The ability to upload 3D models (FBX, OBJ, gITF or Unity Asset Bundles), manipulate them with the controller and show them to meeting participants (only the host can interact with a 3D model) is a key advantage of Sync. We found a free FBX file of a Kinder Bueno, zipped it along with its texture file, and uploaded it to the conference room, where Steve Ranger and I debated who should most likely consume the virtual snack. Naturally, design teams looking at a complex model would be more professional, but we ran into the limitations of our free subscriptions.

A 3D model (an FBX file), uploaded to Vive Sync, with the manipulation controls visible.
Screenshot: Charles McLellan/ZDNET

There are many more features in Vive Sync, and more are on the way. For now, it’s fair to say that Steve Ranger and I were surprised at how interesting and even fun the experience of coming together in the Vive Sync metaverse was. Obviously, the novelty element wears off over time, but we really enjoyed the exploration phase.

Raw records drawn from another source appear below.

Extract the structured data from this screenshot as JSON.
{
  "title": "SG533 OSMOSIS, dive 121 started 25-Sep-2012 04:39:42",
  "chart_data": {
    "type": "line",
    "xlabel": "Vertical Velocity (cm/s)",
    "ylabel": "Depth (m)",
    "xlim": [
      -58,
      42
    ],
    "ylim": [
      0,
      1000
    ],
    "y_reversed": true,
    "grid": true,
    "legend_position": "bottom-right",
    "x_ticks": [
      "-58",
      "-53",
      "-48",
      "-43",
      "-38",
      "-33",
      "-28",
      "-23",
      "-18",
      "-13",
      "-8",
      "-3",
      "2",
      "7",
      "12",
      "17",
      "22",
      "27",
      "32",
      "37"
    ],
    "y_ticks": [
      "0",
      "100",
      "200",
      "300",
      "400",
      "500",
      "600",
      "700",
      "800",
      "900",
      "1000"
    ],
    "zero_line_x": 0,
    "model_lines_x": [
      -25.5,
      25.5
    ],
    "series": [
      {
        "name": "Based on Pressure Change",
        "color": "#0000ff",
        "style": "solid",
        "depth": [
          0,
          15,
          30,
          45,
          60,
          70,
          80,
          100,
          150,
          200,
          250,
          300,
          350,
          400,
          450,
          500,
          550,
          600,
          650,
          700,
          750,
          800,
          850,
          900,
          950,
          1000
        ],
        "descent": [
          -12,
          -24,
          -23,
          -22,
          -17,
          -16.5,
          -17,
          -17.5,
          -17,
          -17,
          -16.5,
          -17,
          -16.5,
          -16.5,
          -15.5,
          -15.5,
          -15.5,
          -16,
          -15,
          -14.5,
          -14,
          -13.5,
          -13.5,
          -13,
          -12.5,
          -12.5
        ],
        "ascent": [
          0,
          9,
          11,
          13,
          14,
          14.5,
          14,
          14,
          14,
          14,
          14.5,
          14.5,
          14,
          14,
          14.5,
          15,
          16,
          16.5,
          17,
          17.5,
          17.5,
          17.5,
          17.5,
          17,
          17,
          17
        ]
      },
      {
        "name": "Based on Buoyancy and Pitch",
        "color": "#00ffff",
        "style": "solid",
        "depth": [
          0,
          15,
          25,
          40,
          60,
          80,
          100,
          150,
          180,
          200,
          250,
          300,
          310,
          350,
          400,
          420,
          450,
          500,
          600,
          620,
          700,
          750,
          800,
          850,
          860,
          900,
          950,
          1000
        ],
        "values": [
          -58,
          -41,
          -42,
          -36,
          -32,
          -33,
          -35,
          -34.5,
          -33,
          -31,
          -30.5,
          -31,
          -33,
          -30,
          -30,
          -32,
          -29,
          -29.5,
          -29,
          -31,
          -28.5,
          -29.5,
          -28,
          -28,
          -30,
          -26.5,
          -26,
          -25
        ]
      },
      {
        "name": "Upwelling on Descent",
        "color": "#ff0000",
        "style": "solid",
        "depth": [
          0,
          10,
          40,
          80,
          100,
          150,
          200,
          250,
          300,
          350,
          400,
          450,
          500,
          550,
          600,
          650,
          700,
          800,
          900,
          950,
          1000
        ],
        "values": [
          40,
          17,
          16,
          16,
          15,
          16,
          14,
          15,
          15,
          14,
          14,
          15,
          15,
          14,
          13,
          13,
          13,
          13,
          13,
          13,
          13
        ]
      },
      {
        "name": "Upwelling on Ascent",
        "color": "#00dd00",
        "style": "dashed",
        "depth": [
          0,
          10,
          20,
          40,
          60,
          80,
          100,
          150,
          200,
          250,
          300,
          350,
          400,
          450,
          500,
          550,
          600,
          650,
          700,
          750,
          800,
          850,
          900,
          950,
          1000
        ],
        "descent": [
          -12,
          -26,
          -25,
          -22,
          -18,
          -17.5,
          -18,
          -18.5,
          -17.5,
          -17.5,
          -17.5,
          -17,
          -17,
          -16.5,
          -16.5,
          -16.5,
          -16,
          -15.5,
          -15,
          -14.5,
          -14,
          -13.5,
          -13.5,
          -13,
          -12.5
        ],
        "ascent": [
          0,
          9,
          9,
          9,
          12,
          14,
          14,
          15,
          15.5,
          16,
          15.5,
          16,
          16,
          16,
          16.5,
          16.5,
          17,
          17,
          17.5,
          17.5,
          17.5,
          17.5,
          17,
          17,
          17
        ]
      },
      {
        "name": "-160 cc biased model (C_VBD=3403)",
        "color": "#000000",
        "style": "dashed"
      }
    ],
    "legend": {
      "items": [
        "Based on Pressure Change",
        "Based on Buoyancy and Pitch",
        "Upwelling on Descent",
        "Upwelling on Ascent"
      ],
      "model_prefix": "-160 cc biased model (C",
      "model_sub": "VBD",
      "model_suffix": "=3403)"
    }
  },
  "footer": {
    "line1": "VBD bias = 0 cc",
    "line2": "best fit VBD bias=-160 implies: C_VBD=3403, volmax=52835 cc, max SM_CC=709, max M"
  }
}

Is this the future of meetings?

Even without cost limits, metaverse meetings would likely become cumbersome and cacophonous beyond about 30 users. But given the headset’s current prices and usage time—up to about an hour with the Vive Focus 3 in our experience—it takes a lot less teams to get a return on investment.

And what ROI do you get compared to the traditional Teams/Zoom video grid? The key, in our opinion, is an increased sense of presence – despite the artificial nature of avatars interacting in a virtual meeting room and the learning curve of the user interface. This should be especially beneficial for remote workers who often feel like “strangers” when meeting office colleagues huddled around a conference room table, mostly talking to each other and intermittently addressing a camera located at the front of the room and for a large wall screen.

There are video solutions to address this proximity bias, but as headset prices drop, wearability improves, avatars become more realistic, and virtual meeting software becomes more capable, small and medium-sized teams may increasingly turn to the VR alternative. However, it may take a good portion of Gartner’s decade-plus time horizon.